Sound therapy, in general, refers to the use of external noise to alter a patient’s perception of or response to tinnitus. While sound therapies, like other tinnitus treatments, do not cure the ailment, they can greatly reduce the perceived load and intensity of tinnitus.
The four general mechanisms of action of sound-based therapies are as follows:
Masking: is the process of exposing the patient to an external noise strong enough to drown out the sound of their tinnitus partially or totally.
Distraction: the use of external sound to draw a patient’s attention away from the tinnitus sound.
Habituation: helping the patient’s brain redefine tinnitus as a trivial sound that can be ignored consciously.
Neuromodulation: the application of specific sound to alleviate the neuronal hyperactivity believed to be the cause of tinnitus. sound therapy
Common Sound Therapy Devices:
Sound Masking Devices: It’s usually white noise, pink noise, natural noises, or other faint sounds. Sound machines can partially or completely conceal a patient’s tinnitus, allowing them to relax and temporarily relieve their symptoms.
Simple table-top or bedside sound maskers with pre-set sound choices. However, personal media players, laptops, radios, and TVs can all be used to mask. Electric fans or table fountains can also hide noise. A patient’s favourable emotional responses are the most effective concealing sounds.
However, sound masking devices have limited long-term effectiveness in lowering overall perception of tinnitus.
Hearing Aids: Hearing aids can be classified as a form of sound treatment because they amplify external noise in order to increase auditory stimulation and shift attention away from tinnitus perception.
Modified-Sound/Notched-Music Devices: While commercial sound machines produce general sounds, medical instruments provide sounds tailored to the patient’s tinnitus. These devices play notched music or algorithmically manipulated sounds that highlight specific frequencies and tones – often at a level that the listener is unaware of.
Unlike typical white noise generators, notched music and customized sound devices are worn intermittently and may reduce tinnitus symptoms over time, even after being switched off. These products may help patients “tune out” tinnitus by promoting habituation.

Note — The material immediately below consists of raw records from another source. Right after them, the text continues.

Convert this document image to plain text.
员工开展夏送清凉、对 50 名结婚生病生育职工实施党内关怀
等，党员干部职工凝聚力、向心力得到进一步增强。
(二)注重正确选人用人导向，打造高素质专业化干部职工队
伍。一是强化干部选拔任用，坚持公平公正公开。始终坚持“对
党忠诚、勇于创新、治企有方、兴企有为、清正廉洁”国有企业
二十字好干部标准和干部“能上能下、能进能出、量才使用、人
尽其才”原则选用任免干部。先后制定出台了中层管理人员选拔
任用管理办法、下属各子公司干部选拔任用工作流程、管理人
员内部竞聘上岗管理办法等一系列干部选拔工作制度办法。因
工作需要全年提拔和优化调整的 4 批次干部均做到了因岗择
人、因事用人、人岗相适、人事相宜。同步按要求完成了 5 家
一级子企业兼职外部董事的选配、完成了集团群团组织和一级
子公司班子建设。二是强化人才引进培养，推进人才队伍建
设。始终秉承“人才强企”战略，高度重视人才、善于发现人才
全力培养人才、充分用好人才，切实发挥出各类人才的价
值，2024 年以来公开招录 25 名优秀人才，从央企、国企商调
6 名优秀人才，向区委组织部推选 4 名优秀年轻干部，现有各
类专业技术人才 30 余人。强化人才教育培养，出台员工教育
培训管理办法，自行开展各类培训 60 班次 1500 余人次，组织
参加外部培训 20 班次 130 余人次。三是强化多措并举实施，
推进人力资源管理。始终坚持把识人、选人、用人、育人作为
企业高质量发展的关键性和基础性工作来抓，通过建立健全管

In addition to using sound devices, optimal outcomes usually involve patient counselling and education.
Combination Devices: Many hearing aids now have sound generating technology that continuously sends white noise or tailored sounds to the patient. These devices combine the benefits of a hearing aid with other sound therapies, making them ideal for tinnitus sufferers with hearing loss. Also, due to their portability, these gadgets can be used semi-constantly throughout the day.